The trouble is that saying the right stuff and actually delivering are two very different things. Whether filled with fresh new ideas or the same old ones, the next governor won't be king. He'll have to work with the Legislature, parry special interests, manage the status quo, choose which battles to fight -- and which ones to avoid.
Campaign to make Michigan a right-to-work state? Too "divisive," he says, a position he'll need to keep defending to folks on his side of the aisle. Work China for job-creating investment in Michigan? "I wouldn't avoid China at all," he says, "which has been the attitude."
This past chairman of the Michigan Economic Development Corp. continues, riffing on his own development philosophy: "I want to get to more gardening versus hunting. Business 101 is ... if you have customer issues, do you spend your time making current customers happy or do you go out looking for new customers?"
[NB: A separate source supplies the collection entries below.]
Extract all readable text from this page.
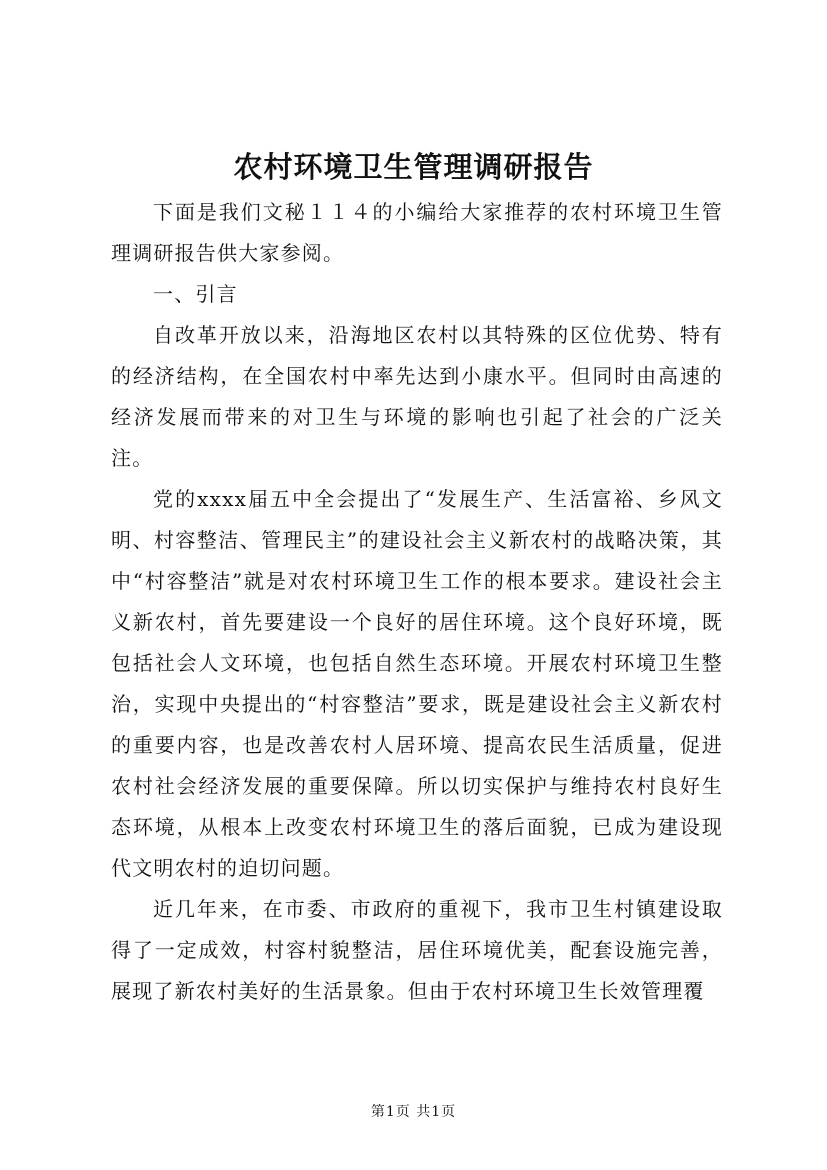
农村环境卫生管理调研报告

下面是我们文秘１１４的小编给大家推荐的农村环境卫生管理调研报告供大家参阅。

一、引言

自改革开放以来，沿海地区农村以其特殊的区位优势、特有的经济结构，在全国农村中率先达到小康水平。但同时由高速的经济发展而带来的对卫生与环境的影响也引起了社会的广泛关注。

党的xxxx届五中全会提出了“发展生产、生活富裕、乡风文明、村容整洁、管理民主”的建设社会主义新农村的战略决策，其中“村容整洁”就是对农村环境卫生工作的根本要求。建设社会主义新农村，首先要建设一个良好的居住环境。这个良好环境，既包括社会人文环境，也包括自然生态环境。开展农村环境卫生整治，实现中央提出的“村容整洁”要求，既是建设社会主义新农村的重要内容，也是改善农村人居环境、提高农民生活质量，促进农村社会经济发展的重要保障。所以切实保护与维持农村良好生态环境，从根本上改变农村环境卫生的落后面貌，已成为建设现代文明农村的迫切问题。

近几年来，在市委、市政府的重视下，我市卫生村镇建设取得了一定成效，村容村貌整洁，居住环境优美，配套设施完善，展现了新农村美好的生活景象。但由于农村环境卫生长效管理覆

第1页 共1页
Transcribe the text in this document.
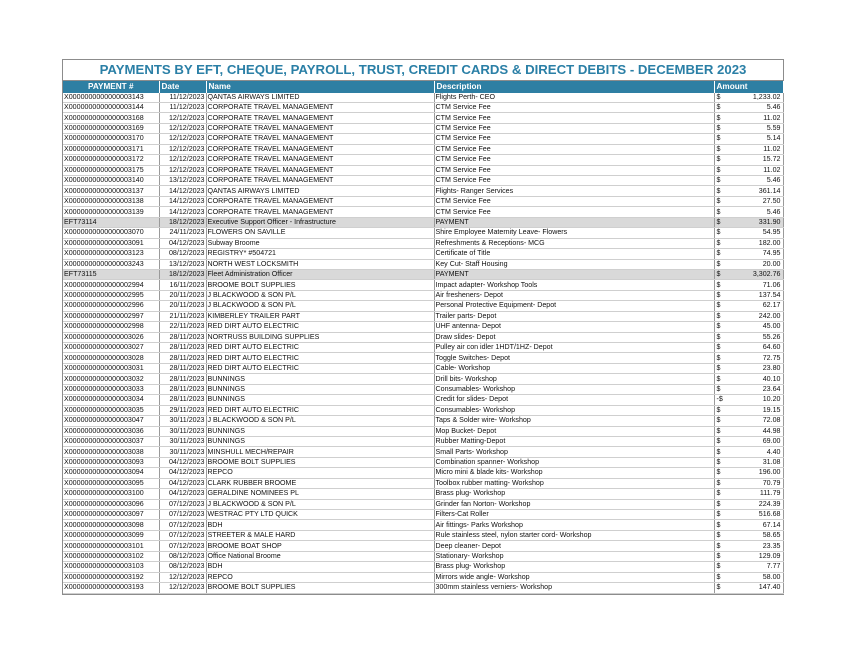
PAYMENTS BY EFT, CHEQUE, PAYROLL, TRUST, CREDIT CARDS & DIRECT DEBITS - DECEMBER 2023
PAYMENT #	Date	Name	Description	Amount
X0000000000000003143	11/12/2023	QANTAS AIRWAYS LIMITED	Flights Perth- CEO	$ 1,233.02

X0000000000000003144	11/12/2023	CORPORATE TRAVEL MANAGEMENT	CTM Service Fee	$ 5.46

X0000000000000003168	12/12/2023	CORPORATE TRAVEL MANAGEMENT	CTM Service Fee	$ 11.02

X0000000000000003169	12/12/2023	CORPORATE TRAVEL MANAGEMENT	CTM Service Fee	$ 5.59

X0000000000000003170	12/12/2023	CORPORATE TRAVEL MANAGEMENT	CTM Service Fee	$ 5.14

X0000000000000003171	12/12/2023	CORPORATE TRAVEL MANAGEMENT	CTM Service Fee	$ 11.02

X0000000000000003172	12/12/2023	CORPORATE TRAVEL MANAGEMENT	CTM Service Fee	$ 15.72

X0000000000000003175	12/12/2023	CORPORATE TRAVEL MANAGEMENT	CTM Service Fee	$ 11.02

X0000000000000003140	13/12/2023	CORPORATE TRAVEL MANAGEMENT	CTM Service Fee	$ 5.46

X0000000000000003137	14/12/2023	QANTAS AIRWAYS LIMITED	Flights- Ranger Services	$ 361.14

X0000000000000003138	14/12/2023	CORPORATE TRAVEL MANAGEMENT	CTM Service Fee	$ 27.50

X0000000000000003139	14/12/2023	CORPORATE TRAVEL MANAGEMENT	CTM Service Fee	$ 5.46

EFT73114	18/12/2023	Executive Support Officer - Infrastructure	PAYMENT	$ 331.90

X0000000000000003070	24/11/2023	FLOWERS ON SAVILLE	Shire Employee Maternity Leave- Flowers	$ 54.95

X0000000000000003091	04/12/2023	Subway Broome	Refreshments & Receptions- MCG	$ 182.00

X0000000000000003123	08/12/2023	REGISTRY* #504721	Certificate of Title	$ 74.95

X0000000000000003243	13/12/2023	NORTH WEST LOCKSMITH	Key Cut- Staff Housing	$ 20.00

EFT73115	18/12/2023	Fleet Administration Officer	PAYMENT	$ 3,302.76

X0000000000000002994	16/11/2023	BROOME BOLT SUPPLIES	Impact adapter- Workshop Tools	$ 71.06

X0000000000000002995	20/11/2023	J BLACKWOOD & SON P/L	Air fresheners- Depot	$ 137.54

X0000000000000002996	20/11/2023	J BLACKWOOD & SON P/L	Personal Protective Equipment- Depot	$ 62.17

X0000000000000002997	21/11/2023	KIMBERLEY TRAILER PART	Trailer parts- Depot	$ 242.00

X0000000000000002998	22/11/2023	RED DIRT AUTO ELECTRIC	UHF antenna- Depot	$ 45.00

X0000000000000003026	28/11/2023	NORTRUSS BUILDING SUPPLIES	Draw slides- Depot	$ 55.26

X0000000000000003027	28/11/2023	RED DIRT AUTO ELECTRIC	Pulley air con idler 1HDT/1HZ- Depot	$ 64.60

X0000000000000003028	28/11/2023	RED DIRT AUTO ELECTRIC	Toggle Switches- Depot	$ 72.75

X0000000000000003031	28/11/2023	RED DIRT AUTO ELECTRIC	Cable- Workshop	$ 23.80

X0000000000000003032	28/11/2023	BUNNINGS	Drill bits- Workshop	$ 40.10

X0000000000000003033	28/11/2023	BUNNINGS	Consumables- Workshop	$ 23.64

X0000000000000003034	28/11/2023	BUNNINGS	Credit for slides- Depot	-$ 10.20

X0000000000000003035	29/11/2023	RED DIRT AUTO ELECTRIC	Consumables- Workshop	$ 19.15

X0000000000000003047	30/11/2023	J BLACKWOOD & SON P/L	Taps & Solder wire- Workshop	$ 72.08

X0000000000000003036	30/11/2023	BUNNINGS	Mop Bucket- Depot	$ 44.98

X0000000000000003037	30/11/2023	BUNNINGS	Rubber Matting-Depot	$ 69.00

X0000000000000003038	30/11/2023	MINSHULL MECH/REPAIR	Small Parts- Workshop	$ 4.40

X0000000000000003093	04/12/2023	BROOME BOLT SUPPLIES	Combination spanner- Workshop	$ 31.08

X0000000000000003094	04/12/2023	REPCO	Micro mini & blade kits- Workshop	$ 196.00

X0000000000000003095	04/12/2023	CLARK RUBBER BROOME	Toolbox rubber matting- Workshop	$ 70.79

X0000000000000003100	04/12/2023	GERALDINE NOMINEES PL	Brass plug- Workshop	$ 111.79

X0000000000000003096	07/12/2023	J BLACKWOOD & SON P/L	Grinder fan Norton- Workshop	$ 224.39

X0000000000000003097	07/12/2023	WESTRAC PTY LTD QUICK	Filters-Cat Roller	$ 516.68

X0000000000000003098	07/12/2023	BDH	Air fittings- Parks Workshop	$ 67.14

X0000000000000003099	07/12/2023	STREETER & MALE HARD	Rule stainless steel, nylon starter cord- Workshop	$ 58.65

X0000000000000003101	07/12/2023	BROOME BOAT SHOP	Deep cleaner- Depot	$ 23.35

X0000000000000003102	08/12/2023	Office National Broome	Stationary- Workshop	$ 129.09

X0000000000000003103	08/12/2023	BDH	Brass plug- Workshop	$ 7.77

X0000000000000003192	12/12/2023	REPCO	Mirrors wide angle- Workshop	$ 58.00

X0000000000000003193	12/12/2023	BROOME BOLT SUPPLIES	300mm stainless verniers- Workshop	$ 147.40
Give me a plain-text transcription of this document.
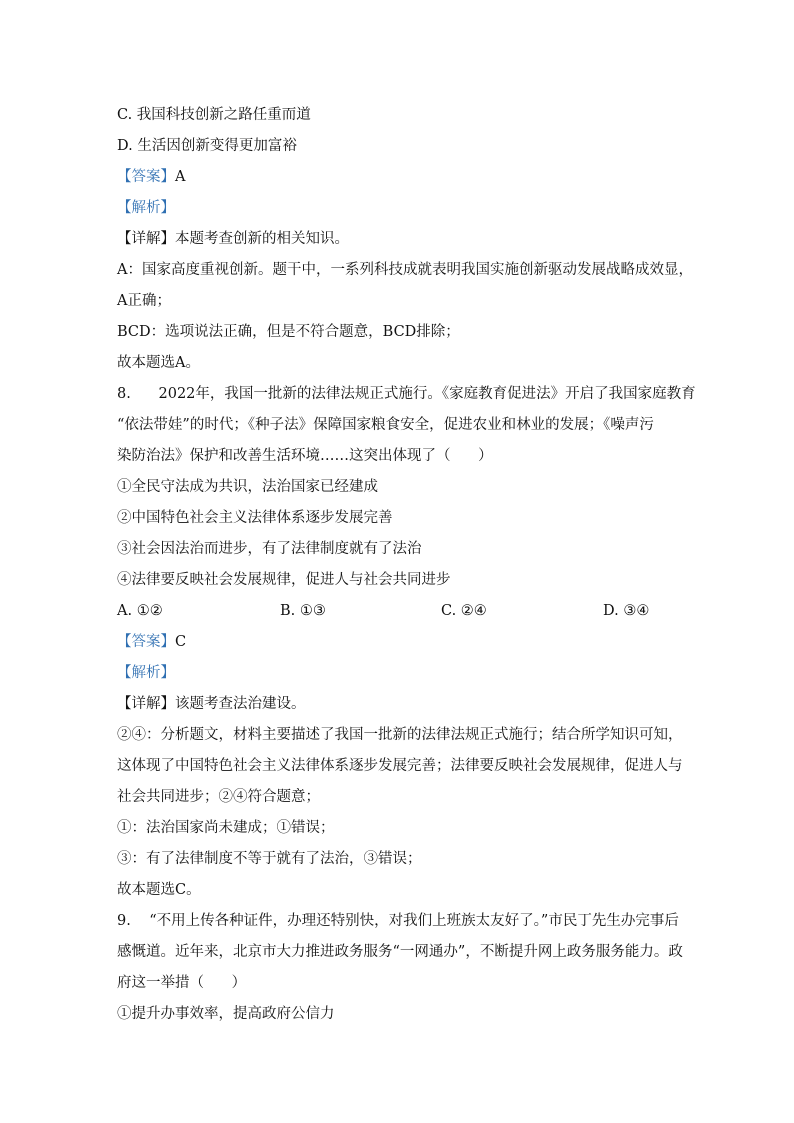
C. 我国科技创新之路任重而道
D. 生活因创新变得更加富裕
【答案】A
【解析】
【详解】本题考查创新的相关知识。
A：国家高度重视创新。题干中，一系列科技成就表明我国实施创新驱动发展战略成效显，
A正确；
BCD：选项说法正确，但是不符合题意，BCD排除；
故本题选A。
8.      2022年，我国一批新的法律法规正式施行。《家庭教育促进法》开启了我国家庭教育
“依法带娃”的时代；《种子法》保障国家粮食安全，促进农业和林业的发展；《噪声污
染防治法》保护和改善生活环境……这突出体现了（      ）
①全民守法成为共识，法治国家已经建成
②中国特色社会主义法律体系逐步发展完善
③社会因法治而进步，有了法律制度就有了法治
④法律要反映社会发展规律，促进人与社会共同进步
A. ①②	B. ①③	C. ②④	D. ③④
【答案】C
【解析】
【详解】该题考查法治建设。
②④：分析题文，材料主要描述了我国一批新的法律法规正式施行；结合所学知识可知，
这体现了中国特色社会主义法律体系逐步发展完善；法律要反映社会发展规律，促进人与
社会共同进步；②④符合题意；
①：法治国家尚未建成；①错误；
③：有了法律制度不等于就有了法治，③错误；
故本题选C。
9.    “不用上传各种证件，办理还特别快，对我们上班族太友好了。”市民丁先生办完事后
感慨道。近年来，北京市大力推进政务服务“一网通办”，不断提升网上政务服务能力。政
府这一举措（      ）
①提升办事效率，提高政府公信力
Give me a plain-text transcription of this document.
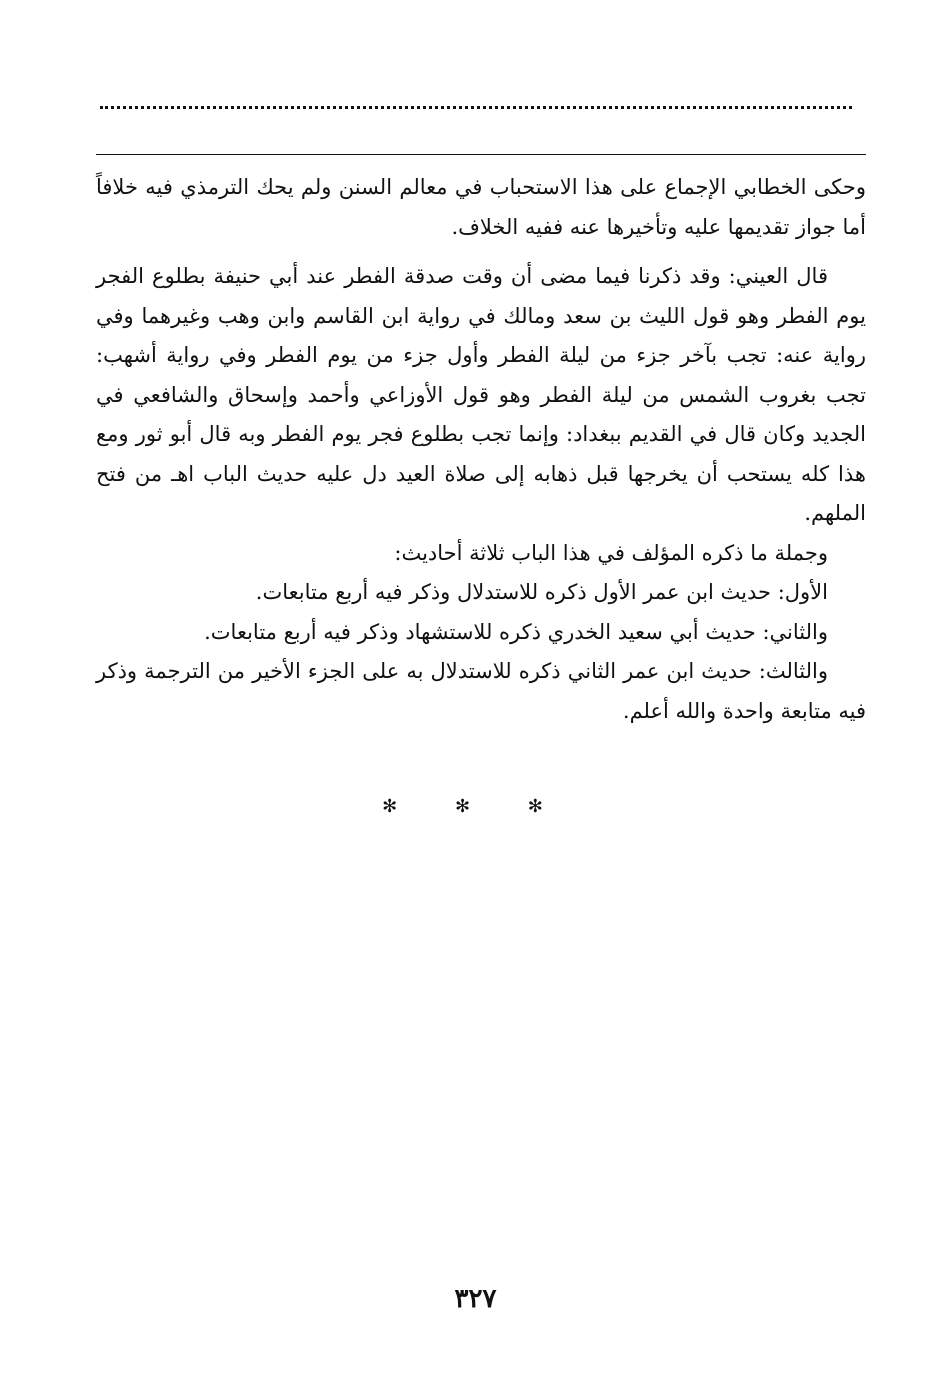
وحكى الخطابي الإجماع على هذا الاستحباب في معالم السنن ولم يحك الترمذي فيه خلافاً أما جواز تقديمها عليه وتأخيرها عنه ففيه الخلاف.

قال العيني: وقد ذكرنا فيما مضى أن وقت صدقة الفطر عند أبي حنيفة بطلوع الفجر يوم الفطر وهو قول الليث بن سعد ومالك في رواية ابن القاسم وابن وهب وغيرهما وفي رواية عنه: تجب بآخر جزء من ليلة الفطر وأول جزء من يوم الفطر وفي رواية أشهب: تجب بغروب الشمس من ليلة الفطر وهو قول الأوزاعي وأحمد وإسحاق والشافعي في الجديد وكان قال في القديم ببغداد: وإنما تجب بطلوع فجر يوم الفطر وبه قال أبو ثور ومع هذا كله يستحب أن يخرجها قبل ذهابه إلى صلاة العيد دل عليه حديث الباب اهـ من فتح الملهم.

وجملة ما ذكره المؤلف في هذا الباب ثلاثة أحاديث:

الأول: حديث ابن عمر الأول ذكره للاستدلال وذكر فيه أربع متابعات.

والثاني: حديث أبي سعيد الخدري ذكره للاستشهاد وذكر فيه أربع متابعات.

والثالث: حديث ابن عمر الثاني ذكره للاستدلال به على الجزء الأخير من الترجمة وذكر فيه متابعة واحدة والله أعلم.

✻ ✻ ✻
٣٢٧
Translation: Political energy spent improving the business environment of taxes, regulation and government responsiveness at home -- the "gardening" part -- should a) bolster the existing community of employers, which b) is more likely to attract new employers.
Snyder's right, of course. So are the skeptics because the challenges are immense: Declining property values mean declining tax revenue. Leaner automakers and revised labor contracts contribute to per-capita income that is now 37th in the nation and falling. Public employee costs are rising even as state revenues fall. A reformed business tax has proven to be a mess, and Michigan's regulatory thicket remains uncompetitive.
A turnaround? You got that right, Rick. A big one.